The political economy of Papua New Guinea is characterised by formal and customary governance actors, structures and institutions, weak governance and corruption. Traditional institutions and structures including ‘big man’ politics, the wantok system and customary land tenure have been overlaid with formal governance structures including national, provincial and local governments with administration located at these three levels as well as the district level. There is strong political interference in the workings of the administration and alleged widespread corruption. Formal actors, including the national parliament and political parties, are weak.
Decentralisation is a key feature of PNG’s political system, including responsibility for service provision being devolved to the provincial and local levels. There are concerns that decentralisation has increased political interference in service delivery. Formal government funding for service delivery includes discretionary funds for members of parliament (MPs) to spend in their electorates as part of broader Service Improvement Program (SIPs) grants for the Provincial, District and Local levels, where MPs also play a key role in determining how funding is spent.
Service delivery is declining across PNG, including falls in the percentage of the population with access to water, sanitation and hygiene (WASH). This report provides an overview of some key aspects of PNG’s political economy, with specific reference to service delivery. Assessments of formal and informal institutions and structures as well as specific sectors, including WASH, roads and forests highlight a number of common themes including:
- The importance of customary structures: clans, ‘big men’ politics (where leaders are chosen for their ability to distribute resources), the wantok system (whereby ‘big men’ distribute resources to their kinship group) and customary land tenure (where land ownership rights are inalienable) regulate the lives of Papua New Guineans, especially given the country’s scattered and low population density. Reilly et al. (2015) argue that local behaviour and customary governance are the fundamental determinants of service delivery.
- Service delivery is conditioned by patron-client relations and clientelism across the different levels of administration. For example, road maintenance and construction are subject to political interference with projects being selected for funding based on MPs’ proposals. Clientelism has led to a number of incomplete projects across sectors.
- Corruption: this includes attempts to avoid regulations in the forestry sector, unofficial favours for elites, and bribes.
Findings specific to the WASH sector include a general consensus that the sector faces three main challenges: limited institutional framework and sector responsibilities, limited budgetary allocations and limited human resources. This has resulted in NGOs and donors being the main service providers. Bottlenecks identified in the evidence include: poor planning and decision-making mechanisms, unclear sector responsibilities (particularly in the rural sector); available government funds such as the SIPs are not used for WASH (despite WASH being a provincial and local responsibility), a lack of operations and maintenance for existing water supply schemes and poor sector monitoring and a lack of available data.

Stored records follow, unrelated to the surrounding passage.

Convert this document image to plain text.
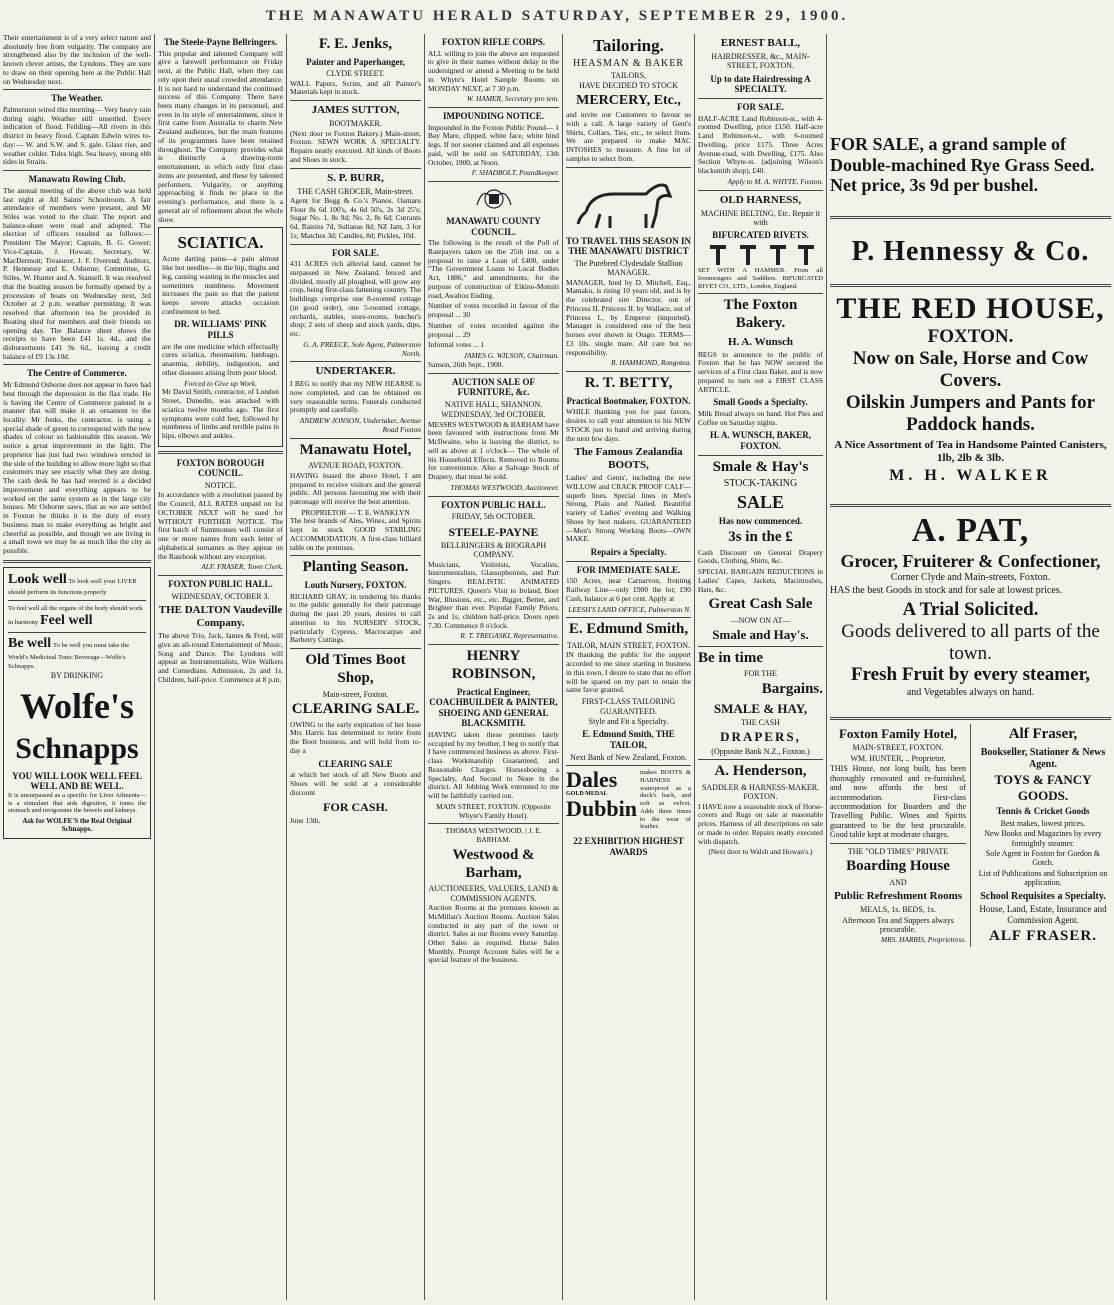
THE MANAWATU HERALD SATURDAY, SEPTEMBER 29, 1900.

Their entertainment is of a very select nature and absolutely free from vulgarity. The company are strengthened also by the inclusion of the well-known clever artists, the Lyndons. They are sure to draw on their opening here at the Public Hall on Wednesday next.

The Weather.

Palmerston wired this morning— Very heavy rain during night. Weather still unsettled. Every indication of flood. Feilding—All rivers in this district in heavy flood. Captain Edwin wires to-day:— W. and S.W. and S. gale. Glass rise, and weather colder. Tides high. Sea heavy, strong ebb tides in Straits.

Manawatu Rowing Club.

The annual meeting of the above club was held last night at All Saints' Schoolroom. A fair attendance of members were present, and Mr Stiles was voted to the chair. The report and balance-sheet were read and adopted. The election of officers resulted as follows:—President The Mayor; Captain, B. G. Gower; Vice-Captain, J. Howan; Secretary, W. MacDermott; Treasurer, J. F. Overend; Auditors, P. Hennessy and E. Osborne; Committee, G. Stiles, W. Hunter and A. Stansell. It was resolved that the boating season be formally opened by a procession of boats on Wednesday next, 3rd October at 2 p.m. weather permitting. It was resolved that afternoon tea be provided in Boating shed for members and their friends on opening day. The Balance sheet shows the receipts to have been £41 1s. 4d., and the disbursements £41 9s 6d., leaving a credit balance of £9 13s 10d.

The Centre of Commerce.

Mr Edmund Osborne does not appear to have had best through the depression in the flax trade. He is having the Centre of Commerce painted in a manner that will make it an ornament to the locality. Mr Jenks, the contractor, is using a special shade of green to correspond with the new shades of colour so fashionable this season. We notice a great improvement in the light. The proprietor has just had two windows erected in the side of the building to allow more light so that customers may see exactly what they are doing. The cash desk he has had erected is a decided improvement and everything appears to be worked on the same system as in the large city houses. Mr Osborne saws, that as we are settled in Foxton he thinks it is the duty of every business man to make everything as bright and cheerful as possible, and though we are living in a small town we may be as much like the city as possible.

Look well To look well your LIVER should perform its functions properly
To feel well all the organs of the body should work in harmony Feel well
Be well To be well you must take the World's Medicinal Tonic Beverage—Wolfe's Schnapps.
BY DRINKING
Wolfe's
Schnapps
YOU WILL LOOK WELL FEEL WELL AND BE WELL.

It is unsurpassed as a specific for Liver Ailments—is a stimulant that aids digestion, it tones the stomach and invigorates the bowels and kidneys.

Ask for WOLFE'S the Real Original Schnapps.
The Steele-Payne Bellringers.

This popular and talented Company will give a farewell performance on Friday next, at the Public Hall, when they can rely upon their usual crowded attendance. It is not hard to understand the continued success of this Company. There have been many changes in its personnel, and even in its style of entertainment, since it first came from Australia to charm New Zealand audiences, but the main features of its programmes have been retained throughout. The Company provides what is distinctly a drawing-room entertainment, in which only first class items are presented, and these by talented performers. Vulgarity, or anything approaching it finds no place in the evening's performance, and there is a general air of refinement about the whole show.

SCIATICA.

Acute darting pains—a pain almost like hot needles—in the hip, thighs and leg, causing wasting in the muscles and sometimes numbness. Movement increases the pain so that the patient keeps severe attacks occasion confinement to bed.

DR. WILLIAMS' PINK PILLS

are the one medicine which effectually cures sciatica, rheumatism, lumbago, anaemia, debility, indigestion, and other diseases arising from poor blood.

Forced to Give up Work.

Mr David Smith, contractor, of London Street, Dunedin, was attacked with sciatica twelve months ago. The first symptoms were cold feet, followed by numbness of limbs and terrible pains in hips, elbows and ankles.

FOXTON BOROUGH COUNCIL.
NOTICE.

In accordance with a resolution passed by the Council, ALL RATES unpaid on 1st OCTOBER NEXT will be sued for WITHOUT FURTHER NOTICE. The first batch of Summonses will consist of one or more names from each letter of alphabetical surnames as they appear on the Ratebook without any exception.

ALF. FRASER, Town Clerk.
FOXTON PUBLIC HALL.
WEDNESDAY, OCTOBER 3.
THE DALTON Vaudeville Company.

The above Trio, Jack, James & Fred, will give an all-round Entertainment of Music, Song and Dance. The Lyndons will appear as Instrumentalists, Wire Walkers and Comedians. Admission, 2s and 1s. Children, half-price. Commence at 8 p.m.

F. E. Jenks,
Painter and Paperhanger,
CLYDE STREET.

WALL Papers, Scrim, and all Painter's Materials kept in stock.

JAMES SUTTON,
BOOTMAKER.

(Next door to Foxton Bakery.) Main-street, Foxton. SEWN WORK A SPECIALTY. Repairs neatly executed. All kinds of Boots and Shoes in stock.

S. P. BURR,
THE CASH GROCER, Main-street.

Agent for Begg & Co.'s Pianos. Oamaru Flour 8s 6d 100's, 4s 6d 50's, 2s 3d 25's; Sugar No. 1, 8s 9d; No. 2, 8s 6d; Currants 6d, Raisins 7d, Sultanas 8d; NZ Jam, 3 for 1s; Matches 3d; Candles, 8d; Pickles, 10d.

FOR SALE.

431 ACRES rich alluvial land, cannot be surpassed in New Zealand, fenced and divided, mostly all ploughed, will grow any crop, being first-class fattening country. The buildings comprise one 8-roomed cottage (in good order), one 5-roomed cottage, orchards, stables, store-rooms, butcher's shop; 2 sets of sheep and stock yards, dips, etc.

G. A. PREECE, Sole Agent, Palmerston North.
UNDERTAKER.

I BEG to notify that my NEW HEARSE is now completed, and can be obtained on very reasonable terms. Funerals conducted promptly and carefully.

ANDREW JONSON, Undertaker, Avenue Road Foxton
Manawatu Hotel,
AVENUE ROAD, FOXTON.

HAVING leased the above Hotel, I am prepared to receive visitors and the general public. All persons favouring me with their patronage will receive the best attention.

PROPRIETOR — T. E. WANKLYN

The best brands of Ales, Wines, and Spirits kept in stock. GOOD STABLING ACCOMMODATION. A first-class billiard table on the premises.

Planting Season.
Louth Nursery, FOXTON.

RICHARD GRAY, in tendering his thanks to the public generally for their patronage during the past 20 years, desires to call attention to his NURSERY STOCK, particularly Cypress, Macrocarpas and Barberry Cuttings.

Old Times Boot Shop,
Main-street, Foxton.
CLEARING SALE.

OWING to the early expiration of her lease Mrs Harris has determined to retire from the Boot business, and will hold from to-day a

CLEARING SALE

at which her stock of all New Boots and Shoes will be sold at a considerable discount

FOR CASH.
June 13th.
FOXTON RIFLE CORPS.

ALL willing to join the above are requested to give in their names without delay to the undersigned or attend a Meeting to be held in Whyte's Hotel Sample Rooms on MONDAY NEXT, at 7 30 p.m.

W. HAMER, Secretary pro tem.
IMPOUNDING NOTICE.

Impounded in the Foxton Public Pound— 1 Bay Mare, clipped, white face, white hind legs. If not sooner claimed and all expenses paid, will be sold on SATURDAY, 13th October, 1900, at Noon.

F. SHADBOLT, Poundkeeper.
MANAWATU COUNTY COUNCIL.

The following is the result of the Poll of Ratepayers taken on the 25th inst. on a proposal to raise a Loan of £400, under "The Government Loans to Local Bodies Act, 1886," and amendments, for the purpose of construction of Eikino-Motuiti road, Awahou Ending.

Number of votes recorded in favour of the proposal ... 30

Number of votes recorded against the proposal ... 29

Informal votes ... 1

JAMES G. WILSON, Chairman.
Sanson, 26th Sept., 1900.
AUCTION SALE OF FURNITURE, &c.
NATIVE HALL, SHANNON.
WEDNESDAY, 3rd OCTOBER.

MESSRS WESTWOOD & BARHAM have been favoured with instructions from Mr McIlwaine, who is leaving the district, to sell as above at 1 o'clock— The whole of his Household Effects. Removed to Rooms for convenience. Also a Salvage Stock of Drapery, that must be sold.

THOMAS WESTWOOD, Auctioneer.
FOXTON PUBLIC HALL.
FRIDAY, 5th OCTOBER.
STEELE-PAYNE
BELLRINGERS & BIOGRAPH COMPANY.

Musicians, Violinists, Vocalists, Instrumentalists, Glassophonists, and Part Singers. REALISTIC ANIMATED PICTURES. Queen's Visit to Ireland, Boer War, Illusions, etc., etc. Bigger, Better, and Brighter than ever. Popular Family Prices, 2s and 1s; children half-price. Doors open 7.30. Commence 8 o'clock.

R. T. TREGASKI, Representative.
HENRY ROBINSON,
Practical Engineer, COACHBUILDER & PAINTER, SHOEING AND GENERAL BLACKSMITH.

HAVING taken these premises lately occupied by my brother, I beg to notify that I have commenced business as above. First-class Workmanship Guaranteed, and Reasonable Charges. Horseshoeing a Specialty, And Second to None in the district. All Jobbing Work entrusted to me will be faithfully carried out.

MAIN STREET, FOXTON. (Opposite Whyte's Family Hotel).
THOMAS WESTWOOD. | J. E. BARHAM.
Westwood & Barham,
AUCTIONEERS, VALUERS, LAND & COMMISSION AGENTS.

Auction Rooms at the premises known as McMillan's Auction Rooms. Auction Sales conducted in any part of the town or district. Sales at our Rooms every Saturday. Other Sales as required. Horse Sales Monthly. Prompt Account Sales will be a special feature of the business.

Tailoring.
HEASMAN & BAKER
TAILORS,
HAVE DECIDED TO STOCK
MERCERY, Etc.,

and invite our Customers to favour us with a call. A large variety of Gent's Shirts, Collars, Ties, etc., to select from. We are prepared to make MAC INTOSHES to measure. A fine lot of samples to select from.

TO TRAVEL THIS SEASON IN THE MANAWATU DISTRICT
The Purebred Clydesdale Stallion MANAGER.

MANAGER, bred by D. Mitchell, Esq., Mamaku, is rising 10 years old, and is by the celebrated sire Director, out of Princess II. Princess II. by Wallace, out of Princess I., by Emperor (imported). Manager is considered one of the best horses ever shown in Otago. TERMS—£3 10s. single mare. All care but no responsibility.

R. HAMMOND, Rongotea.
R. T. BETTY,
Practical Bootmaker, FOXTON.

WHILE thanking you for past favors, desires to call your attention to his NEW STOCK just to hand and arriving during the next few days.

The Famous Zealandia BOOTS,

Ladies' and Gents', including the new WILLOW and CRACK PROOF CALF—superb lines. Special lines in Men's Strong, Plain and Nailed. Beautiful variety of Ladies' evening and Walking Shoes by best makers. GUARANTEED—Men's Strong Working Boots—OWN MAKE.

Repairs a Specialty.
FOR IMMEDIATE SALE.

150 Acres, near Carnarvon, fronting Railway Line—only £900 the lot; £90 Cash, balance at 6 per cent. Apply at

LEESH'S LAND OFFICE, Palmerston N.
E. Edmund Smith,
TAILOR, MAIN STREET, FOXTON.

IN thanking the public for the support accorded to me since starting in business in this town, I desire to state that no effort will be spared on my part to retain the same favor granted.

FIRST-CLASS TAILORING GUARANTEED.
Style and Fit a Specialty.
E. Edmund Smith, THE TAILOR,
Next Bank of New Zealand, Foxton.
Dales
GOLD MEDAL
Dubbin

makes BOOTS & HARNESS waterproof as a duck's back, and soft as velvet. Adds three times to the wear of leather.

22 EXHIBITION HIGHEST AWARDS
ERNEST BALL,
HAIRDRESSER, &c., MAIN-STREET, FOXTON.
Up to date Hairdressing A SPECIALTY.
FOR SALE.

HALF-ACRE Land Robinson-st., with 4-roomed Dwelling, price £150. Half-acre Land Robinson-st., with 6-roomed Dwelling, price £175. Three Acres Avenue-road, with Dwelling, £175. Also Section Whyte-st. (adjoining Wilson's blacksmith shop), £40.

Apply to M. A. WHYTE, Foxton.
OLD HARNESS,
MACHINE BELTING, Etc. Repair it with
BIFURCATED RIVETS.

SET WITH A HAMMER. From all Ironmongers and Saddlers. BIFURCATED RIVET CO., LTD., London, England.

The Foxton Bakery.
H. A. Wunsch

BEGS to announce to the public of Foxton that he has NOW secured the services of a First class Baker, and is now prepared to turn out a FIRST CLASS ARTICLE.

Small Goods a Specialty.

Milk Bread always on hand. Hot Pies and Coffee on Saturday nights.

H. A. WUNSCH, BAKER, FOXTON.
Smale & Hay's
STOCK-TAKING
SALE
Has now commenced.
3s in the £

Cash Discount on General Drapery Goods, Clothing, Shirts, &c.

SPECIAL BARGAIN REDUCTIONS in Ladies' Capes, Jackets, Macintoshes, Hats, &c.

Great Cash Sale
—NOW ON AT—
Smale and Hay's.
Be in time
FOR THE
Bargains.
SMALE & HAY,
THE CASH
DRAPERS,
(Opposite Bank N.Z., Foxton.)
A. Henderson,
SADDLER & HARNESS-MAKER. FOXTON.

I HAVE now a seasonable stock of Horse-covers and Rugs on sale at reasonable prices. Harness of all descriptions on sale or made to order. Repairs neatly executed with dispatch.

(Next door to Walsh and Howan's.)
FOR SALE, a grand sample of Double-machined Rye Grass Seed. Net price, 3s 9d per bushel.
P. Hennessy & Co.
THE RED HOUSE,
FOXTON.
Now on Sale, Horse and Cow Covers.
Oilskin Jumpers and Pants for Paddock hands.
A Nice Assortment of Tea in Handsome Painted Canisters, 1lb, 2lb & 3lb.
M. H. WALKER
A. PAT,
Grocer, Fruiterer & Confectioner,
Corner Clyde and Main-streets, Foxton.

HAS the best Goods in stock and for sale at lowest prices.

A Trial Solicited.
Goods delivered to all parts of the town.
Fresh Fruit by every steamer,
and Vegetables always on hand.
Foxton Family Hotel,
MAIN-STREET, FOXTON.
WM. HUNTER, .. Proprietor.

THIS House, not long built, has been thoroughly renovated and re-furnished, and now affords the best of accommodation. First-class accommodation for Boarders and the Travelling Public. Wines and Spirits guaranteed to be the best procurable. Good table kept at moderate charges.

THE "OLD TIMES" PRIVATE
Boarding House
AND
Public Refreshment Rooms
MEALS, 1s. BEDS, 1s.
Afternoon Tea and Suppers always procurable.
MRS. HARRIS, Proprietress.
Alf Fraser,
Bookseller, Stationer & News Agent.
TOYS & FANCY GOODS.
Tennis & Cricket Goods
Best makes, lowest prices.
New Books and Magazines by every fortnightly steamer.
Sole Agent in Foxton for Gordon & Gotch.
List of Publications and Subscription on application.
School Requisites a Specialty.
House, Land, Estate, Insurance and Commission Agent.
ALF FRASER.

Customary institutions and structures condition the WASH sector in a number of ways including the strong clan-based culture limiting civil society participation: for example, village WASH committees have disbanded after projects have finished. Gender equity and social inclusion (GESI) are strong areas of concerns in PNG, which ranks 157 out of 189 of the UNDP’s Gender Inequality Index. Whilst women and girls are responsible for WASH at household level, they have limited decision-making power and there are some concerns around safety (for example 11.4% of women and girls responding to a 2009-10 survey reported that safety concerns affected their willingness to walk for water) (ADB, 2017).
PNG has varying degrees of autonomy for its provinces, for example, Bougainville is an autonomous region scheduled to hold an independence referendum in October 2019, whilst New Ireland is seeking greater autonomy. This report includes some evidence specific to these two provinces, although they exhibit similar trends to those identified in the broader literature on PNG. This includes the importance of customary structures and institutions. The Bougainville crisis (1989-2001) has had a number of impacts on the province’s political economy including limited economic activity and revenue reliance on PNG. Whilst women in Bougainville have greater political representation than in PNG, gender inequality is still high. Information on New Ireland province was hard to locate during the course of this review.
The evidence base for this request was fairly small and drew on a number of key institutes including the PNG National Research Institute, the Lowy Institute, the State, Society & Governance in Melanesia Program at ANU College of Asia and Pacific, and the Development Policy Center at Crawford, ANU as well input from experts on PNG. Only a small number of sources address the political economy of PNG and the evidence base for the WASH sector is largely drawn from the development banks and NGOs. As evidence related to the WASH sector was limited, this report draws on a slightly broader range of literature addressing service delivery in PNG.